Para o vice-presidente da Associação Comercial de Araioses, Francisco Fonseca dos Santos, falta planejamento, fiscalização e diálogo. Segundo ele, a cidade é o portal da maior atração turística da região, o Delta do Parnaíba, mas não arrecada nada com isso. As lanchas que fazem o passeio ao delta têm que passar pelo município, mas não é cobrado nenhum imposto. Mesmo caso na extração do pó da carnaúba e do caranguejo que, segundo ele, são coletados sem nenhum controle e vendidos para todo o Nordeste sem que a cidade receba sequer um centavo. “Já tivemos, anteriormente, um posto de fiscalização para evitar a saída dos caranguejos sem nenhum imposto, mas ele foi desativado”, afirma.

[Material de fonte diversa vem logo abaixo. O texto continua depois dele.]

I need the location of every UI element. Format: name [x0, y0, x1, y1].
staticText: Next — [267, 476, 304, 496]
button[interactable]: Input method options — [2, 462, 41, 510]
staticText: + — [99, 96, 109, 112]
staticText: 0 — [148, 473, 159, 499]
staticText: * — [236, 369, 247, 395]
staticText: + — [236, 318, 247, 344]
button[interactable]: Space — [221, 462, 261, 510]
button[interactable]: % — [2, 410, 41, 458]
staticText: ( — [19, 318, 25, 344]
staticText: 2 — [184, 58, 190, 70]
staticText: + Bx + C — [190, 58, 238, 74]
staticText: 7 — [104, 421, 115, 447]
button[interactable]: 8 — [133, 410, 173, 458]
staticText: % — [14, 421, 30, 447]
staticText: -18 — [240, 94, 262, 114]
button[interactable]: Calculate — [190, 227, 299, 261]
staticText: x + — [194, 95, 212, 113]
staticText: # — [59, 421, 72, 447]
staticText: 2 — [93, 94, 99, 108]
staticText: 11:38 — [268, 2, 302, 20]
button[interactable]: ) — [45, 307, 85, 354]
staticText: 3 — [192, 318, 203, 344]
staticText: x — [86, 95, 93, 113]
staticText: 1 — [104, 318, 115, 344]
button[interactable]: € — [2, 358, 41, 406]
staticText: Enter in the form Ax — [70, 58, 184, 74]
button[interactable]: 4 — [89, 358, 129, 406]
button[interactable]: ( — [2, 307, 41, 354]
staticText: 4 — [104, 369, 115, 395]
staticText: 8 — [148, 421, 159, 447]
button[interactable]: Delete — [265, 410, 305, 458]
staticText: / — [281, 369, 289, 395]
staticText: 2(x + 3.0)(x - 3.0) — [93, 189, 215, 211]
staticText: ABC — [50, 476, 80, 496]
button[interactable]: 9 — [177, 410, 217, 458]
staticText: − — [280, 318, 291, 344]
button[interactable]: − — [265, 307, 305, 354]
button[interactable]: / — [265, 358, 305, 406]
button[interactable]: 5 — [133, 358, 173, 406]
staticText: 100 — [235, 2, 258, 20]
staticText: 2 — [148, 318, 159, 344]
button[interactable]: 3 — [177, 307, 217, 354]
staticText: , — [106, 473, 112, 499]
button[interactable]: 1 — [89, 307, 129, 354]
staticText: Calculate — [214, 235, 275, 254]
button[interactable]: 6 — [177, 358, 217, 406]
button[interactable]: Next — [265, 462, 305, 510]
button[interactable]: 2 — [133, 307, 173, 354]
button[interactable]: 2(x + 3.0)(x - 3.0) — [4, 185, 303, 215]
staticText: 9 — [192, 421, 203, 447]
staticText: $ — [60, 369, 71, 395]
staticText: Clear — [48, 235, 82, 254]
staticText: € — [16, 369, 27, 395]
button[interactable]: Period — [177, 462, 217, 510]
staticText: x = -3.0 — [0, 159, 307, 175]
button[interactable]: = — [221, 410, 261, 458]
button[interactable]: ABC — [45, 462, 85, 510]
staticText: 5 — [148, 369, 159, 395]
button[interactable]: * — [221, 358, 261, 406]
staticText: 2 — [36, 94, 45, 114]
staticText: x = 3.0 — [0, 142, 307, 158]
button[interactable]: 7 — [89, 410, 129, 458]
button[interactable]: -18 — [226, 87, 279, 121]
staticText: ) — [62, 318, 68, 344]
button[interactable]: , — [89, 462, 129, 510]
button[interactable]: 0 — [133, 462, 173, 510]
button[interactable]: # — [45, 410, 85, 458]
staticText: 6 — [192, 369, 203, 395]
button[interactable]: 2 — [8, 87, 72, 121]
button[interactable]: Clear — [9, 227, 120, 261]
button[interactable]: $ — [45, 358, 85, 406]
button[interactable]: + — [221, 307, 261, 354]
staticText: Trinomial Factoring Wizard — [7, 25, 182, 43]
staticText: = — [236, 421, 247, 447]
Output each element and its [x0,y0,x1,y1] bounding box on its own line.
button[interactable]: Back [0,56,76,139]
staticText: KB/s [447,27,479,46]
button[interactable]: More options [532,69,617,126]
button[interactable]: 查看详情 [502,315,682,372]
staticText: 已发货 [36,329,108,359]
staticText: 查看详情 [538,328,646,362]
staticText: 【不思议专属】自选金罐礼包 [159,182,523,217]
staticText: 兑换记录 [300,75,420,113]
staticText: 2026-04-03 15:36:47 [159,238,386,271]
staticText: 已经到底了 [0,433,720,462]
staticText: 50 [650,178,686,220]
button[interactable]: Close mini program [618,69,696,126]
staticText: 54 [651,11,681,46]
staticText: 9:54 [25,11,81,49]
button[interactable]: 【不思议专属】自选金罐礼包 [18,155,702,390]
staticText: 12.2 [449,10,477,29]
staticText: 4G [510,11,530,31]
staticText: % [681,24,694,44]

Ele também cobra uma maior fiscalização para combater a sonegação fiscal e apoio para o incremento ao comércio. “As pessoas saem da cidade onde elas moram para comprar nos municípios vizinhos, que têm maior variedade, grandes redes e preço muitas vezes melhor”. A cidade, avalia ele, tem um enorme potencial turístico, com locais lindos e uma das grandes atrações da região: a revoada dos guarás, aves de plumagem vermelha que se alimentam de caranguejos e têm na cidade de Araioses seu berço natural. (AM)

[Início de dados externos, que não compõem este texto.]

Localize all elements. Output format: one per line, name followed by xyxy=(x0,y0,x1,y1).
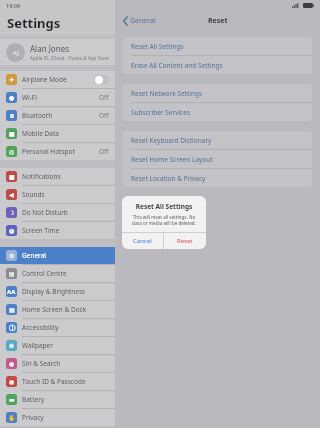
button[interactable]: ◎ xyxy=(0,143,115,160)
staticText: General xyxy=(22,251,46,260)
button[interactable]: General xyxy=(121,14,158,28)
button[interactable]: ● xyxy=(0,89,115,106)
button[interactable]: ⚙ xyxy=(0,247,115,264)
staticText: Erase All Content and Settings xyxy=(131,61,223,70)
staticText: Off xyxy=(99,111,109,120)
staticText: ◎ xyxy=(9,148,15,155)
staticText: Personal Hotspot xyxy=(22,147,75,156)
staticText: General xyxy=(130,16,156,26)
button[interactable]: Subscriber Services xyxy=(123,103,312,121)
button[interactable]: ⏱ xyxy=(0,222,115,239)
button[interactable]: Erase All Content and Settings xyxy=(123,56,312,74)
button[interactable]: Reset Network Settings xyxy=(123,84,312,102)
staticText: Cancel xyxy=(133,237,152,245)
staticText: ◀ xyxy=(9,191,14,198)
staticText: Sounds xyxy=(22,190,45,199)
staticText: ▬ xyxy=(9,396,15,403)
staticText: ■ xyxy=(9,130,15,137)
staticText: Reset xyxy=(177,237,193,245)
button[interactable]: Cancel xyxy=(122,233,163,249)
staticText: Siri & Search xyxy=(22,359,61,368)
button[interactable]: ☽ xyxy=(0,204,115,221)
staticText: Control Centre xyxy=(22,269,67,278)
staticText: ■ xyxy=(9,173,15,180)
staticText: Airplane Mode xyxy=(22,75,67,84)
staticText: ◉ xyxy=(9,360,15,367)
staticText: Settings xyxy=(7,14,61,32)
button[interactable]: B xyxy=(0,107,115,124)
staticText: ◉ xyxy=(9,378,15,385)
staticText: This will reset all settings. No data or… xyxy=(130,214,198,226)
button[interactable]: Reset Keyboard Dictionary xyxy=(123,131,312,149)
button[interactable]: ▬ xyxy=(0,391,115,408)
staticText: Alan Jones xyxy=(30,43,69,54)
button[interactable]: AJ xyxy=(0,39,115,65)
staticText: Reset All Settings xyxy=(131,42,184,51)
button[interactable]: ▤ xyxy=(0,265,115,282)
staticText: Notifications xyxy=(22,172,61,181)
staticText: Reset Location & Privacy xyxy=(131,174,206,183)
staticText: Accessibility xyxy=(22,323,59,332)
button[interactable]: AA xyxy=(0,283,115,300)
staticText: Privacy xyxy=(22,413,44,422)
button[interactable]: ⓘ xyxy=(0,319,115,336)
staticText: Mobile Data xyxy=(22,129,59,138)
staticText: ▤ xyxy=(9,270,15,277)
button[interactable]: ■ xyxy=(0,168,115,185)
button[interactable]: Reset Home Screen Layout xyxy=(123,150,312,168)
button[interactable]: ◉ xyxy=(0,355,115,372)
button[interactable]: ◀ xyxy=(0,186,115,203)
staticText: ☽ xyxy=(9,209,15,216)
staticText: Reset All Settings xyxy=(122,202,206,211)
staticText: Battery xyxy=(22,395,45,404)
button[interactable]: ❀ xyxy=(0,337,115,354)
staticText: AA xyxy=(7,288,16,296)
staticText: Reset Network Settings xyxy=(131,89,203,98)
staticText: Wallpaper xyxy=(22,341,53,350)
button[interactable]: Reset All Settings xyxy=(123,37,312,55)
button[interactable]: ■ xyxy=(0,125,115,142)
staticText: ⓘ xyxy=(9,324,15,332)
button[interactable]: ✈ xyxy=(0,71,115,88)
staticText: AJ xyxy=(13,49,19,57)
staticText: Bluetooth xyxy=(22,111,53,120)
staticText: Apple ID, iCloud, iTunes & App Store xyxy=(30,55,109,61)
staticText: ⏱ xyxy=(8,227,16,234)
staticText: Do Not Disturb xyxy=(22,208,68,217)
button[interactable]: Reset xyxy=(164,233,206,249)
staticText: Subscriber Services xyxy=(131,108,191,117)
staticText: Screen Time xyxy=(22,226,60,235)
staticText: ❀ xyxy=(9,342,15,349)
button[interactable]: ✋ xyxy=(0,409,115,426)
staticText: 19:09 xyxy=(6,2,21,9)
staticText: ✈ xyxy=(9,76,15,83)
staticText: Off xyxy=(99,93,109,102)
button[interactable]: Reset Location & Privacy xyxy=(123,169,312,187)
button[interactable]: ▦ xyxy=(0,301,115,318)
staticText: Reset Home Screen Layout xyxy=(131,155,213,164)
staticText: Off xyxy=(99,147,109,156)
staticText: Home Screen & Dock xyxy=(22,305,87,314)
staticText: Reset xyxy=(208,16,228,26)
staticText: Reset Keyboard Dictionary xyxy=(131,136,212,145)
staticText: B xyxy=(10,112,14,120)
staticText: ▦ xyxy=(9,306,15,313)
staticText: Display & Brightness xyxy=(22,287,86,296)
button[interactable]: ◉ xyxy=(0,373,115,390)
staticText: ● xyxy=(9,94,15,101)
staticText: ✋ xyxy=(8,414,16,421)
staticText: Wi-Fi xyxy=(22,93,37,102)
button[interactable]: Airplane Mode toggle xyxy=(94,75,109,84)
staticText: Touch ID & Passcode xyxy=(22,377,86,386)
staticText: ⚙ xyxy=(9,252,15,259)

•        Tropeço no sistema tributário

Para Sérgio Gobetti, economista e pesquisador do Instituto de Pesquisas Econômicas e Aplicadas (Ipea), responsável pelos dados sobre arrecadação per capicata dos municípios, a discrepância econômica entre os municípios é um dos problemas do sistema tributário brasileiro. “A opção por repartir as receitas tributárias com base no princípio da origem, dando os recursos ao local da sede das empresas e não ao local em que vivem as pessoas, gera essa gritante distorção”, afirma.

Para ele, essa extrema desigualdade, seja na sociedade, seja na Federação, “é algo muito ruim, não só do ponto de vista filosófico, mas pelo lado prático, porque afeta o ambiente social e econômico negativamente”. “E, no caso dessas enormes diferenças de receita entre municípios, é algo inadmissível se pensarmos que isso decorre simplesmente de decisões políticas sobre as regras de tributação e repartição de recursos”, afirma o economista, que já foi secretário adjunto de Política Fiscal e Tributária da Secretaria de Política Econômica do Ministério da Fazenda, durante o governo Dilma Roussef.

Segundo ele, a definição de mais pobre e mais rico feito pela Ipea tem como base a receita per capta por habitante, “seja considerando o ICMS + o ISS, seja considerando todas as receitas”.